団塊世代が「団塊」の看板を外すとき~ひとりビジネスの時代
団塊の世代とは堺屋太一氏が名付けの親だが、これほど周りからああだこうだと言われ続けた世代もないだろう。
この世代が結果として世間の関心を集めてきたのは何故か?と問われれば、そのわけは2点に集約できると思う。ひとつには、この世代が常に時代の流行を先導してきたと考えられていること、そして、彼らがベビーブーマー世代として人口構成的に大きなかたまり(団塊)を形成しており、なおかつ世代全体で同じような消費行動をとると見られてきたことだ。
確かに彼らは、「かたまり」として行動してきた。若かった頃は、平凡パンチを片手にアイビールックに身をつつみ、安保反対を叫び、戦後の民主主義教育の第一世代として核家族を形成して、ニューファミリーと呼ばれたかと思えば、日本株式会社のモーレツ社員として世界中から批判を浴びたりもした。60代にさしかかれば、今度は高齢化社会におけるシルバーマーケットの担い手として期待されるというわけだ。
しかし、私はこうした団塊世代がもっていたといわれる「同質性」も、ついに崩れてくるのではないかと考えている。
少し前のことになるが、団塊ピープルが多く参加している「新現役ネットの会」が主催したシンポジウムに参加した時のことだが、メインプログラムが終了し、質疑応答の時間になった。他の講演会でもそうだが、日本人はあまり質問などをしない傾向がある。しかし、その時は全く違っていた。次々と質問が飛び、しかもその質問者がなかなかマイクを離さず、あたかもカラオケ熱唱状態。あげくは自分のことを熱く語り始めた。会社をリタイアすると、皆、個人の素顔に戻り、かくも熱く語りだすものかと感心したおぼえがある。
「ひとりビジネス」が団塊世代のこれからのキーワード
この新現役ネットの会の事務局長をしている船橋利幸さんが定年後「ひとりビジネス」成功集という本をまとめた。この著書でも豊富に実例が紹介されている「ひとりビジネス」という生き方が、これからの団塊世代のキーワードになるのではないだろうか。
船橋さんは、その本の中で、「ひとりビジネス」という言葉との出会いについて次のように紹介している。
私も数年前に新聞社を辞めて自分一人で会社を興し、その一方で中高年の活動を支援するこの団体の手伝いをしているのですが、これも「ひとりビジネス」をしていることになるのでしょうか。 後日、その彼、岩崎冨男さんにその疑問をなげかけたところ、彼は笑いながらこう言いました。 「社長は会社を大きくすることが仕事。一方、私がやっているのは『ひとりビジネス』。会社を大きくしない、“身の丈”ビジネスなんですよ」・・・中略・・・“始めに自分ありき”。

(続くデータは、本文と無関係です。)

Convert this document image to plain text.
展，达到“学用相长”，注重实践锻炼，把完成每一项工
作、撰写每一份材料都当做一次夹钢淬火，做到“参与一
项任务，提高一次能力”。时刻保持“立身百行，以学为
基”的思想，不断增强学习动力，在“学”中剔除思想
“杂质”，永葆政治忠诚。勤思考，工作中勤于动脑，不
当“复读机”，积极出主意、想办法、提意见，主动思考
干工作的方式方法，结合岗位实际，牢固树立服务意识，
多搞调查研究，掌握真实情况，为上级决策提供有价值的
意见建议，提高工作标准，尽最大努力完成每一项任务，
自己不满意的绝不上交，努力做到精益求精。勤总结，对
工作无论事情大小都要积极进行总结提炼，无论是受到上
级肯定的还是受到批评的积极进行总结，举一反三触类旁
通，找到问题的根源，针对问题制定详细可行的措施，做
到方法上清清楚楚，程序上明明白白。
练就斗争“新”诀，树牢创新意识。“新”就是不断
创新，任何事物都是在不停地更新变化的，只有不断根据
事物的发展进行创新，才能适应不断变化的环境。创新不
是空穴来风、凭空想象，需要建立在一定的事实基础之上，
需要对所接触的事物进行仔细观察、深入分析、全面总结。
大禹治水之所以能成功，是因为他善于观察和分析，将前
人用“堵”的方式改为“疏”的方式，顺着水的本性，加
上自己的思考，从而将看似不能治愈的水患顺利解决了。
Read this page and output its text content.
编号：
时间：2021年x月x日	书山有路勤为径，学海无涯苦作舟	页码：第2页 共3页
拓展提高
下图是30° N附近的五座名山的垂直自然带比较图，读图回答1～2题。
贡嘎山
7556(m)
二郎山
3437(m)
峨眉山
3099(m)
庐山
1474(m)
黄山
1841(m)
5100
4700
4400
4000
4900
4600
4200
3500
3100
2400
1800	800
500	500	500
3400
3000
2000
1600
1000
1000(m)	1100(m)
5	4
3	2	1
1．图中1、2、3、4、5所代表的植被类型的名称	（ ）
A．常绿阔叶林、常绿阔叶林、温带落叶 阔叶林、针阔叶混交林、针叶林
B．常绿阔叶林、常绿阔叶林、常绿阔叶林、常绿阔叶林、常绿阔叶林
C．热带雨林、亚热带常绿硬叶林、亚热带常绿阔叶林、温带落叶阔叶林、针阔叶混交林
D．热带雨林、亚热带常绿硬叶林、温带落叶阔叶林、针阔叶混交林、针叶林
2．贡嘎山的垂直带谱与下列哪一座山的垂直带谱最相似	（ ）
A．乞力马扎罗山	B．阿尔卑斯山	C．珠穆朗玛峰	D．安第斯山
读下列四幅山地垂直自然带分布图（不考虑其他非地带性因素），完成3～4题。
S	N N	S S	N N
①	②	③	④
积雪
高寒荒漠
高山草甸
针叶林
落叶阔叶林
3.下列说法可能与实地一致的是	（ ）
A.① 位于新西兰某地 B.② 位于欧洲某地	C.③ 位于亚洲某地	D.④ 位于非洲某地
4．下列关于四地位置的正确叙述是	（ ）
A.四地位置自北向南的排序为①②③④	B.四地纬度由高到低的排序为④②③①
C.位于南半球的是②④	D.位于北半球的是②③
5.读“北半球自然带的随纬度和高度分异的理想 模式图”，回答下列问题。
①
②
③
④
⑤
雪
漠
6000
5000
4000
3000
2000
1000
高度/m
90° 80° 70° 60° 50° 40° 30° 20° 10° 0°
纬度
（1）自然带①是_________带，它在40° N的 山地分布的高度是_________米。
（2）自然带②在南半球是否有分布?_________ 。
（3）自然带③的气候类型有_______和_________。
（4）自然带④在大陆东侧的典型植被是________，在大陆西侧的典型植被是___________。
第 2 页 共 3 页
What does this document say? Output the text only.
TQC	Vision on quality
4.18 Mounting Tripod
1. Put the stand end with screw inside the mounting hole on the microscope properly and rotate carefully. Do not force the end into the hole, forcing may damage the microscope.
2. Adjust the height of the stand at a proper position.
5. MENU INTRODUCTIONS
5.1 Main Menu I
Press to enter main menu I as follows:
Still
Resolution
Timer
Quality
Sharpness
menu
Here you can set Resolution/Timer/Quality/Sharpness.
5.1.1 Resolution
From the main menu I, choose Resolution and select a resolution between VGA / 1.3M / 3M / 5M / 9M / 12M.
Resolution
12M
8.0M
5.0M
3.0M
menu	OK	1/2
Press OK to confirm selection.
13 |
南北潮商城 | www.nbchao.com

自分一人で、自分の好きなビジネスにかかわっていく生き方があってもいいのではないでしょうか。そしてこれを「ひとりビジネス」と呼ぼうと思うのです。
多くの団塊ピープルにとって、残念ながら定年後を遊んで暮らすというわけにはいかない。日本の年金制度は崩壊寸前だし、仮に彼らが日本人の平均寿命を生きるとすれば、定年後の人生は余生というにはあまりに長い。確かに団塊世代は、一生懸命働いてそれなりの資産、ストックを形成したとはいえ、ヨーロッパのように蓄積された富だけで生き延びていけるほどの豊かさはない。まだ、ストックには頼れないのであり、団塊世代には何らかの形でフローに貢献、稼いでもらう必要があるのだ。
その意味でこうした団塊世代の潜在力を社会に還元していく仕組みが構築できるかどうかが、日本が豊かな社会を築けるかどうかの分かれ目になることは間違いない。
ポジティブな見方をすれば、団塊世代が「団塊」の看板を外し、「ひとりビジネス」をあちこちで花開かせることができるならば、アメリカのシリコンバレーも経験しなかったような、新しい日本型の起業文化が根付くことになるのではないか。その可能性はあると思う。